Texas Deputy Attorney General Aaron Reitz slams gymnast Simone Biles for pulling out of the Olympics -- until his boss, Ken Paxton, chastises him in public and releases a sympathetic statement supporting Ms. Biles, which eventually provokes an apology from Mr. Reitz. Mr. Paxton's statement supporting Ms. Biles suggests that he actually has a soul, but I don't want to give him too much credit, since it never even occurred to me to be as much of an asshole as Mr. Reitz was about the matter. You can't take sports so damn seriously.
Pennsylvania state Sen. Dan Laughlin (R-49) all but says his party's "fraudit" of the 2020 election results is a clown show. "The current attempt to discredit the 2020 election results runs headlong into an unmistakable truth," he says. "Donald Trump lost Pennsylvania because Donald Trump received fewer votes." You can almost hear the impatience! And it does help to remind everyone that Republicans actually did pretty well in Pennsylvania in 2020 other than in the Presidential race, which Mr. Biden only won 50-49, if memory serves. But if Mr. Laughlin winds up being a crappy governor like Tom Corbett, I'll quickly forget this moment on the side of the angels.

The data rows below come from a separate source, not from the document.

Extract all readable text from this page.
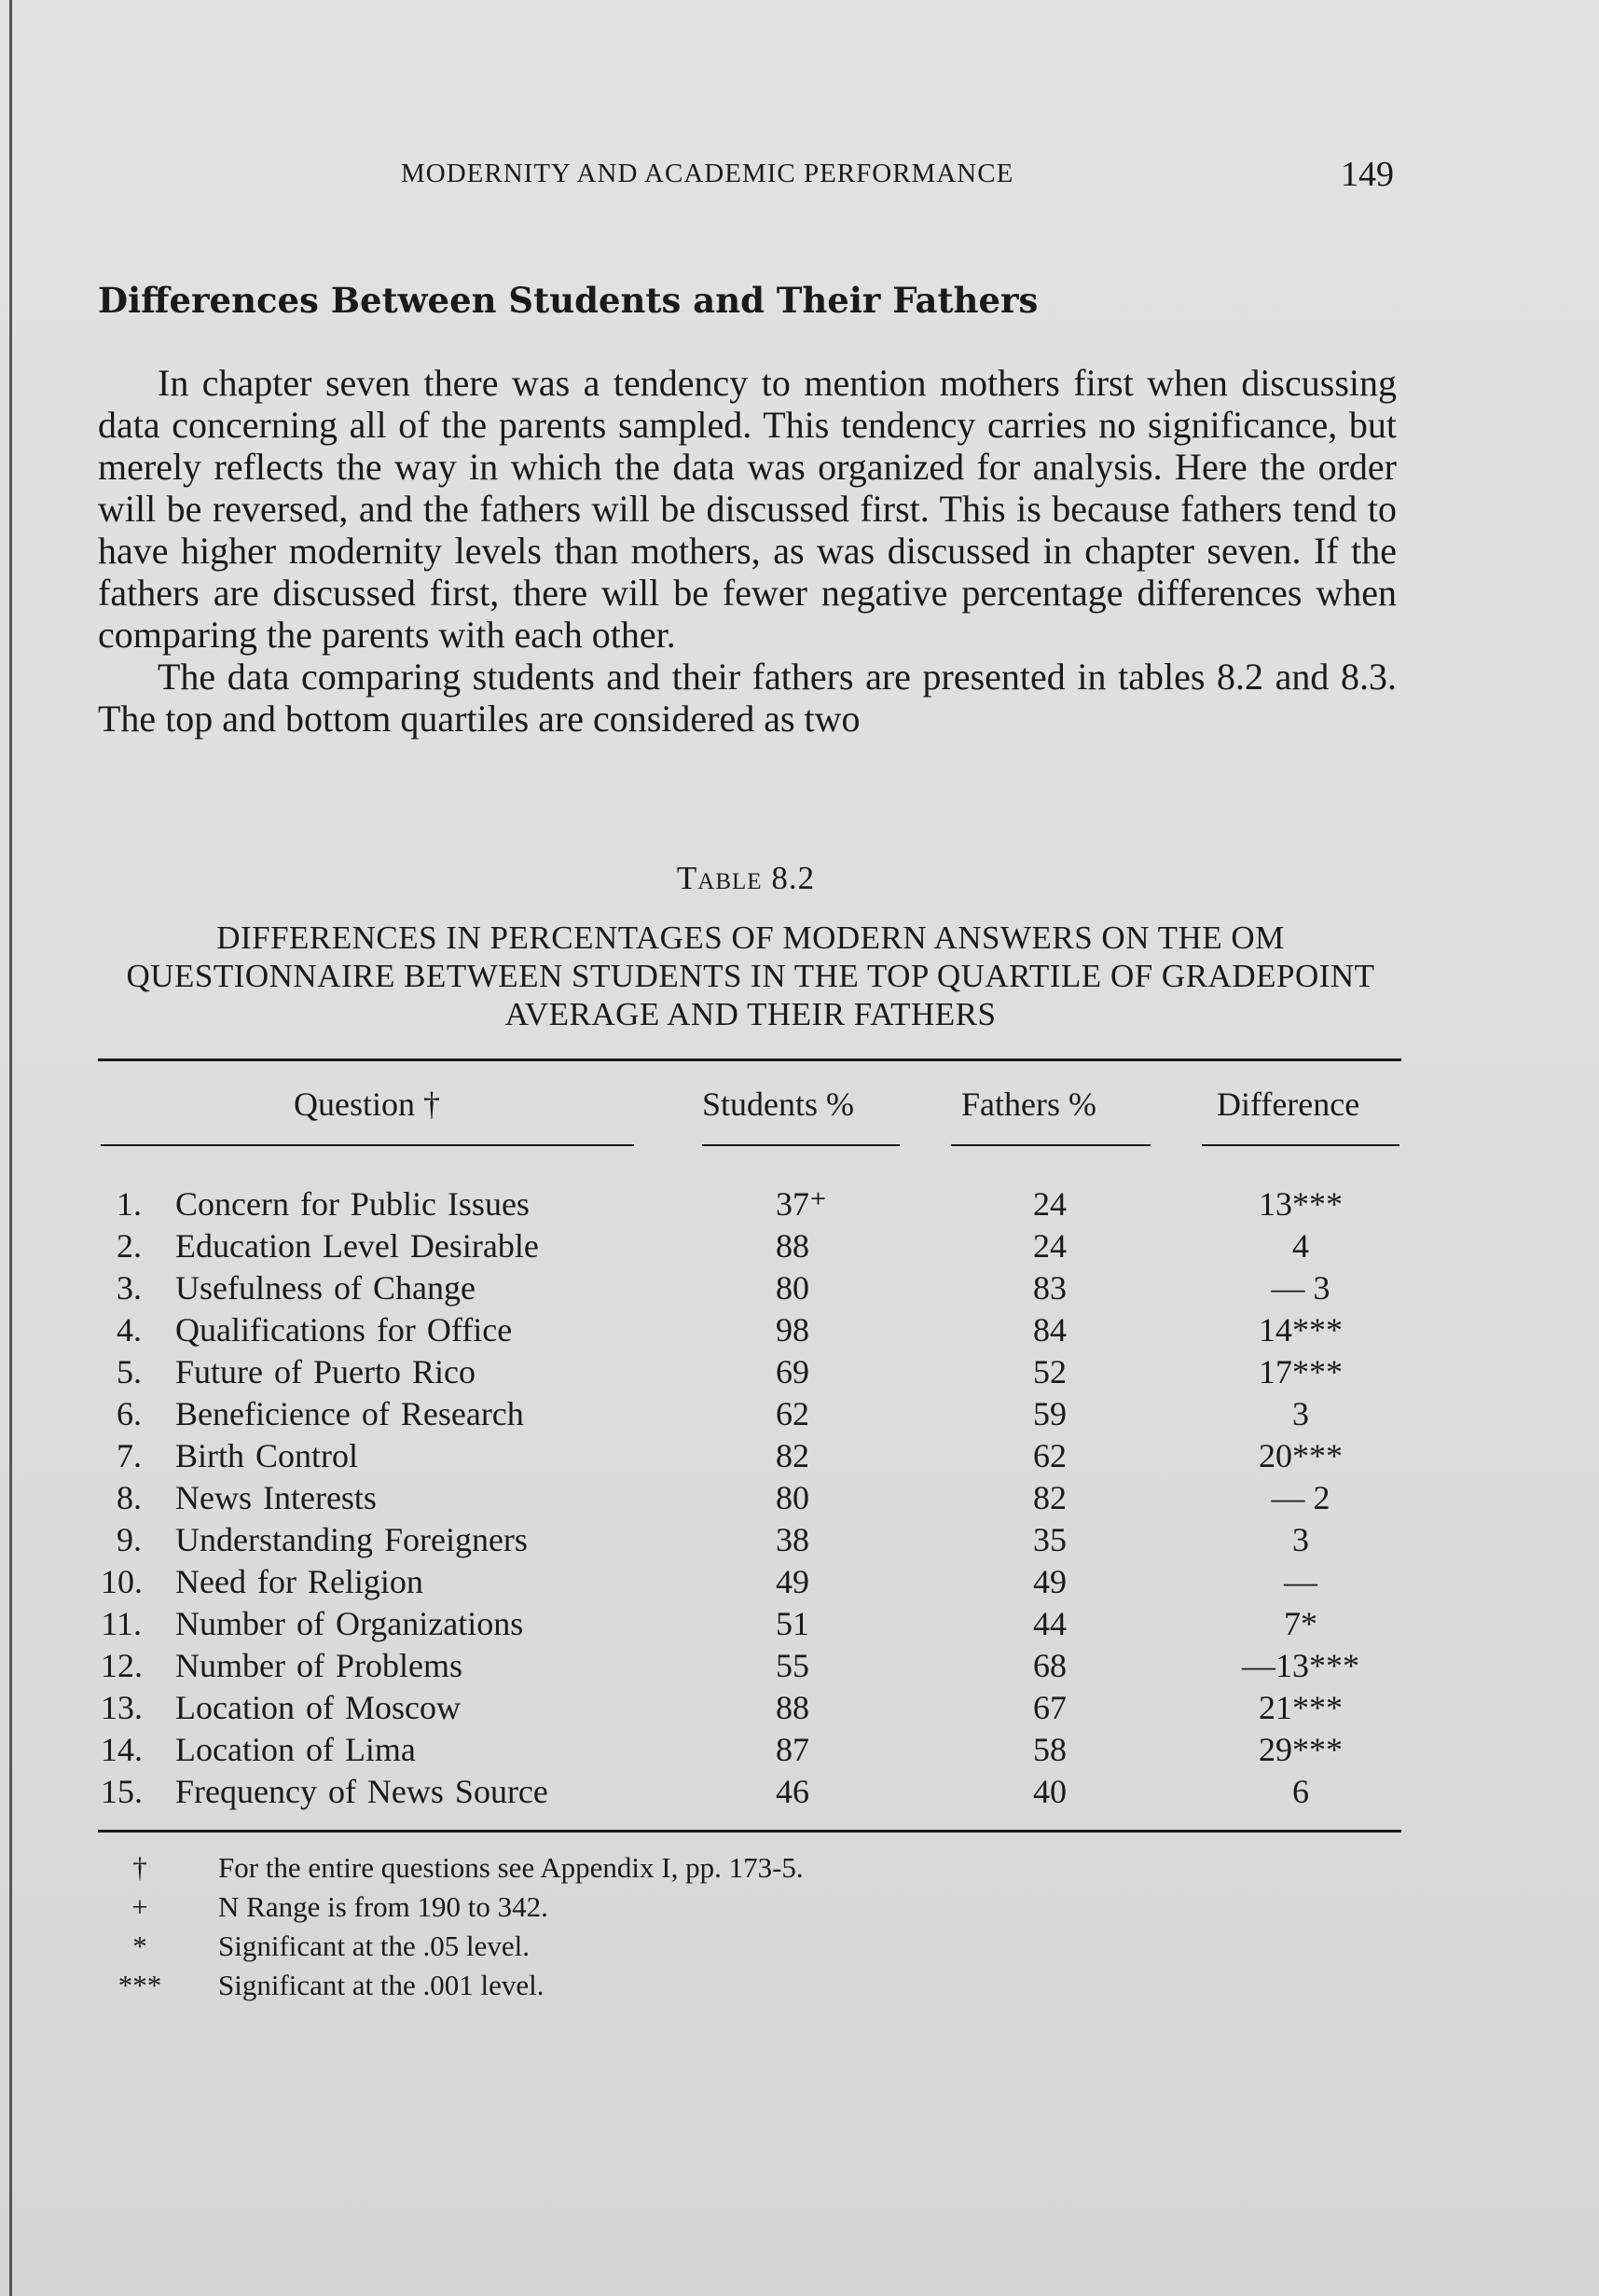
MODERNITY AND ACADEMIC PERFORMANCE	149
Differences Between Students and Their Fathers

In chapter seven there was a tendency to mention mothers first when discussing data concerning all of the parents sampled. This tendency carries no significance, but merely reflects the way in which the data was organized for analysis. Here the order will be reversed, and the fathers will be discussed first. This is because fathers tend to have higher modernity levels than mothers, as was discussed in chapter seven. If the fathers are discussed first, there will be fewer negative percentage differences when comparing the parents with each other.

The data comparing students and their fathers are presented in tables 8.2 and 8.3. The top and bottom quartiles are considered as two

Table 8.2
DIFFERENCES IN PERCENTAGES OF MODERN ANSWERS ON THE OM QUESTIONNAIRE BETWEEN STUDENTS IN THE TOP QUARTILE OF GRADEPOINT AVERAGE AND THEIR FATHERS
Question †	Students %	Fathers %	Difference
1. Concern for Public Issues	37⁺	24	13***
2. Education Level Desirable	88	24	4
3. Usefulness of Change	80	83	— 3
4. Qualifications for Office	98	84	14***
5. Future of Puerto Rico	69	52	17***
6. Beneficience of Research	62	59	3
7. Birth Control	82	62	20***
8. News Interests	80	82	— 2
9. Understanding Foreigners	38	35	3
10. Need for Religion	49	49	—
11. Number of Organizations	51	44	7*
12. Number of Problems	55	68	—13***
13. Location of Moscow	88	67	21***
14. Location of Lima	87	58	29***
15. Frequency of News Source	46	40	6
†	For the entire questions see Appendix I, pp. 173-5.
+	N Range is from 190 to 342.
*	Significant at the .05 level.
***	Significant at the .001 level.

Finally, Capitol police officer Michael Fanone, nearly killed defending our nation from Trumpholes on January 6, received at least one threatening phone call during his Tuesday testimony, and it's a pretty awful call -- the part where the caller said he "wish(ed) they would have killed all you scumbags, 'cause you people are scum" struck me as particularly lame. Seriously, deploying the word "scum" twice in six words! These people need to work harder at their threats. Or, perhaps, they should do some deep breathing, read a good book, go to a public park, travel to a new place, whatever ventilates their heads without hurting other people.